Though more prepared for these high pressure situations than most ships, Odin’s Revenge was not immune to the planet’s forces.  The alien vessel crumpled up beneath it, but the winds still jostled her around, and the gravity yanked at its hull, trying to pull it down into its abyss, as though hungry for another morsel.
Little Jack knew enough to fly with the wind, then gently pull up and away from the center of the planet.  As the hurricanes blew around him and the lightning flashes struck at every side, Little Jack piloted them out of the gas giant and back into normal space.

When Lancaster came to again, he felt stupid for having risked both their lives to get absolutely nothing.  He couldn’t trust the information he had seen.  Anything there could be, and probably was, an illusion.  But he did have his recorder, which ostensibly should have seen everything for what it was, unaltered by the ship’s defensive mechanism.
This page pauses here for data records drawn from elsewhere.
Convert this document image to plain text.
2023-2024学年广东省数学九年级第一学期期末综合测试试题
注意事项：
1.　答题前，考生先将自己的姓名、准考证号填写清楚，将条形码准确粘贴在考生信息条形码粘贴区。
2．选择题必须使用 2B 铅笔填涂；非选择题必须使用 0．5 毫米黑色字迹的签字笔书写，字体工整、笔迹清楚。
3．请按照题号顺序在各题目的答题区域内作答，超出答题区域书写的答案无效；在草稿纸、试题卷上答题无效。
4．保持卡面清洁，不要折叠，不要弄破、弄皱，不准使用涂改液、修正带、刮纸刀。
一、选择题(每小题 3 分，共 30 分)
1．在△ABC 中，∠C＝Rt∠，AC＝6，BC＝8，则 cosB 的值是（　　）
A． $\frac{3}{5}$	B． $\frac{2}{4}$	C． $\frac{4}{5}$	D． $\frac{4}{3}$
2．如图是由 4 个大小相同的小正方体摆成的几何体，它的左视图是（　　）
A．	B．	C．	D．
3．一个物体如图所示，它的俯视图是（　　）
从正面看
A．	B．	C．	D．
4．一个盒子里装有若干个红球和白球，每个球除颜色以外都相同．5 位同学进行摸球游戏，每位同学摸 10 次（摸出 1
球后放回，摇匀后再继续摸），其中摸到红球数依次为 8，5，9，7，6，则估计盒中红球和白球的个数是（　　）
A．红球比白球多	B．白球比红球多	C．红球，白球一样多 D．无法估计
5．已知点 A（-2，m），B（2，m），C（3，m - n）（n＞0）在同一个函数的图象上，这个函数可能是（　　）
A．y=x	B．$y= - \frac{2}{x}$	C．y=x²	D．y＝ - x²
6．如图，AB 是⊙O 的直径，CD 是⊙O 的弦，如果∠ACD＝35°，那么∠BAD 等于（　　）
Lancaster waited for a time when Little Jack was not paying attention to him in the cockpit to plug the data into his own console.  If it wound up being an empty tray, which he assumed it would, he was already beating himself up enough.  He didn’t need Little Jack to do it, too.  His partner was already put out with him that he had so endangered both of their lives.

But, much to his surprise, Lancaster found everything he had seen on the alien vessel:  The map, the partial genetic code, more symbols and numbers of the Raginors, and the second star that was highlighted after Mintaka on the holographic map:  Sol, the star system of Earth.